Banduna - Andare al terremoto by Alessandro Mari

Banduna - Andare al terremoto by Alessandro Mari

autore:Alessandro Mari [Mari, Alessandro]
La lingua: ita
Format: epub
Tags: Narrativa, Generica
ISBN: 9788858850244
Google: wU9-bwcKy7YC
editore: Feltrinelli
pubblicato: 2011-12-14T23:00:00+00:00


Luna e firmamento. Lo Asino che Sale è ricordo, la morte di Joachim un tormento mai nato. Il nordico è in cammino. Da bravo viandante ha risalito il promontorio e conquistato la sommità del basso colle che si leva alle sue spalle, cupoliforme come una mammella rigonfia di latte e appuntito da un capezzolo di pietre squadrate e di calce – ciò che resta di un vecchio osservatorio militare.

“Mi manca il fiato.”

È accaldato, forse la febbre della stanchezza, ma non ha permesso alla notte di ostacolarlo, né demorde. Ormai fiuta la diceria, e quell’odore di femmina è così reale e sostanzioso che lui può cibarsene col naso, miscelarlo con le attese del cuore e dello stomaco, digerirlo e averne energie. “Ci sono, ci sono,” sussurra di tanto in tanto, preda di vertigini stanche e dell’indolenzimento alle gambe, ma non si ferma. Perché finalmente scende.

Ha frugato nello zaino e acceso una lanterna cieca che ha già dovuto rabboccare, ma ad affascinarlo non è la fiamma sua, la bolla di luce assediata dal nero, quanto le fiaccole che risplendono in lontananza. Si chinano e rinculano, mostrano le folate di chiasso che vengono da uno sterrato oblungo, simile a un occhio ardente e orlato da una tenebra senza confini, ma costellata di profili che, nel restituire il chiarore della luna, si lasciano intuire. Terzo indizio materiale.

Lo sterrato è ai piedi del colle, forse un miglio, e il nordico va laggiù tenendo davanti a sé la lanterna come un pugnale. Ogni sibilo, ronzio, ogni movimento di predatori notturni lo colpisce come una secchiata d’acqua, gli fa voltare il capo e puntare l’arnese, ma non lo rallenta.

Nell’appressarsi della meta, però, il timore si dilata e s’addensa tanto da appesantire il passo; il nordico lo avverte all’altezza delle viscere, che massaggia quasi avesse ingoiato un boccone di piombo, e presto alla lanterna preferisce la lama vera, a doppio filo, che tiene alla cintola. Smorza la fiammella perché non lo avvistino dallo sterrato, si fonde con la tenebra, ma non appena può scrollarsi di dosso la momentanea cecità riprende il cammino – con lentezza, litigando con la vegetazione e coi sassi, gli avvallamenti, i dossi. Seppur assillato che un balordo o un animale stiano per assalirlo, non devia mai dalla linea che congiunge i suoi piedi allo sterrato.

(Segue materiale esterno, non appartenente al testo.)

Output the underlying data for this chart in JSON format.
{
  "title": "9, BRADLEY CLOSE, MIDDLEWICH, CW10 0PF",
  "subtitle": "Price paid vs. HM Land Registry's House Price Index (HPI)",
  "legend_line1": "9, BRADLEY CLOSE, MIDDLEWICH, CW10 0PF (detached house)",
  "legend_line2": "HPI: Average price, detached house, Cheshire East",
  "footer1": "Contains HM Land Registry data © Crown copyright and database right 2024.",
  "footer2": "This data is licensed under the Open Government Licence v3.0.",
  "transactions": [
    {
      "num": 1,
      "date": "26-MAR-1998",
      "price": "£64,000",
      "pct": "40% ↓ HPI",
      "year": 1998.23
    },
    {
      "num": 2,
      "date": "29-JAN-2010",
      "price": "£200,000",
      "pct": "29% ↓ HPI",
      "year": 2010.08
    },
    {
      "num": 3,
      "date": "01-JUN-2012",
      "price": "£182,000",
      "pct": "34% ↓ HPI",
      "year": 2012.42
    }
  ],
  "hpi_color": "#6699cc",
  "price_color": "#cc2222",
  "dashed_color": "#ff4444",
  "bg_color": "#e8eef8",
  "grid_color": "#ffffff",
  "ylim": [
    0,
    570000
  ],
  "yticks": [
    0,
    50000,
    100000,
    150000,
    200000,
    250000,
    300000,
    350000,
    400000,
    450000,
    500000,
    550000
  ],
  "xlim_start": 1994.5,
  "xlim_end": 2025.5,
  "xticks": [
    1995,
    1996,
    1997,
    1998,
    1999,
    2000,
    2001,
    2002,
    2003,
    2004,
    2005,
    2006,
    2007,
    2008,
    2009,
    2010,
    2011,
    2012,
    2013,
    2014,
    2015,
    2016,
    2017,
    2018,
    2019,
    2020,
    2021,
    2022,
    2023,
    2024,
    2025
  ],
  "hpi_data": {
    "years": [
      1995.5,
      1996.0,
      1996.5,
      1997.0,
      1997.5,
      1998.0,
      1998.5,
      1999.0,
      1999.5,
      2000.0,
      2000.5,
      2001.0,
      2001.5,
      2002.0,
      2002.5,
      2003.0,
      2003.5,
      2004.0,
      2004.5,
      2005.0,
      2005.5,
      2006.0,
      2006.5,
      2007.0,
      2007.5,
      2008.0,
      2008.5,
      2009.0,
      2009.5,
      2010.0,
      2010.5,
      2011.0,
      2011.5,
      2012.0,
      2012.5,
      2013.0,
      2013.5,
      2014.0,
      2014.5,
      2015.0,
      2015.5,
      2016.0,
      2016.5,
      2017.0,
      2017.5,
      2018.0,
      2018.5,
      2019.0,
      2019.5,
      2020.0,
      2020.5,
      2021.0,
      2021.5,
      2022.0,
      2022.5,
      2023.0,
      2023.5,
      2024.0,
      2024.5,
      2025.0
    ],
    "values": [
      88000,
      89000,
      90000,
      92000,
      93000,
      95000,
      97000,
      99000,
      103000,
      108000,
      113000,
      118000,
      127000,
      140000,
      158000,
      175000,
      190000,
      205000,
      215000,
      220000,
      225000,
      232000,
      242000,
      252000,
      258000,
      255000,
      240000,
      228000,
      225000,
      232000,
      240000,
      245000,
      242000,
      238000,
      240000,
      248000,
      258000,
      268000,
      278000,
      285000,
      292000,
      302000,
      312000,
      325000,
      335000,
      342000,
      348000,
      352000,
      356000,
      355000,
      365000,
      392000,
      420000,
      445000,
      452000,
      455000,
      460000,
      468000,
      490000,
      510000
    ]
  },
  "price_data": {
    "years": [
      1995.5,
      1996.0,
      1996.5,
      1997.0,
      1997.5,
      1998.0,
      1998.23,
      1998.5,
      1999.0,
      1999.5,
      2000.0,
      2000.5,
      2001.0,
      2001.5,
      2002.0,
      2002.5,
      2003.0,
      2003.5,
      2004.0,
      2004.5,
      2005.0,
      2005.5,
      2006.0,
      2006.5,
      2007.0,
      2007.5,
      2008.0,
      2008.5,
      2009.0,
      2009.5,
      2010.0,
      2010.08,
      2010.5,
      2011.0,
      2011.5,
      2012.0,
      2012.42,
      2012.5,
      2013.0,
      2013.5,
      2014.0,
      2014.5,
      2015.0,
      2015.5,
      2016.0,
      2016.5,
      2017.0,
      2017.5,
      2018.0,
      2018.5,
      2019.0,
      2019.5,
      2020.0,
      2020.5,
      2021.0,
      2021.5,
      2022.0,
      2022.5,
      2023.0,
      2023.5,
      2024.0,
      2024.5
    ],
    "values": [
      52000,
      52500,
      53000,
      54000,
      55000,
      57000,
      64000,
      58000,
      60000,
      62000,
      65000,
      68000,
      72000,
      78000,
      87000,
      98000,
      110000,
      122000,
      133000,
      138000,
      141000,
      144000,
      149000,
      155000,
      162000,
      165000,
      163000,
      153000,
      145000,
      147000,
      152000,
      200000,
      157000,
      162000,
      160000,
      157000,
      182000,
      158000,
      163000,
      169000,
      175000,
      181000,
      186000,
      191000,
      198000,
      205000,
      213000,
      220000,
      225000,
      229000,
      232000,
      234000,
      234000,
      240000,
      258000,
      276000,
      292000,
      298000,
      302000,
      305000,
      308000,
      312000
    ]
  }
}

Quando non mancano che trecento passi, la pendenza infine si addolcisce e gli stivali non devono più aprirsi la via fra ginestre e rosmarino, ma scivolano agevolmente su sbavate di lumache e su un manto d’erba che attutisce i passi. Gli arbusti diradano, il chiasso rumoreggia di più, l’umidità s’ispessisce.

Poi, improvviso, ecco un fruscio. Il nordico si ferma, inutile scrutare dentro l’oscurità; serve imporsi la calma e lasciar correre gli istanti. Quando le orecchie finalmente si accordano all’inventario di suoni custodito nel cranio, il nordico si convince che qualcuno sta solamente sbrogliando delle vesti: il fruscio sale da un grumo d’ombre e non si avvertono risolini né bisbigli; non deve trattarsi di amanti né di malintenzionati.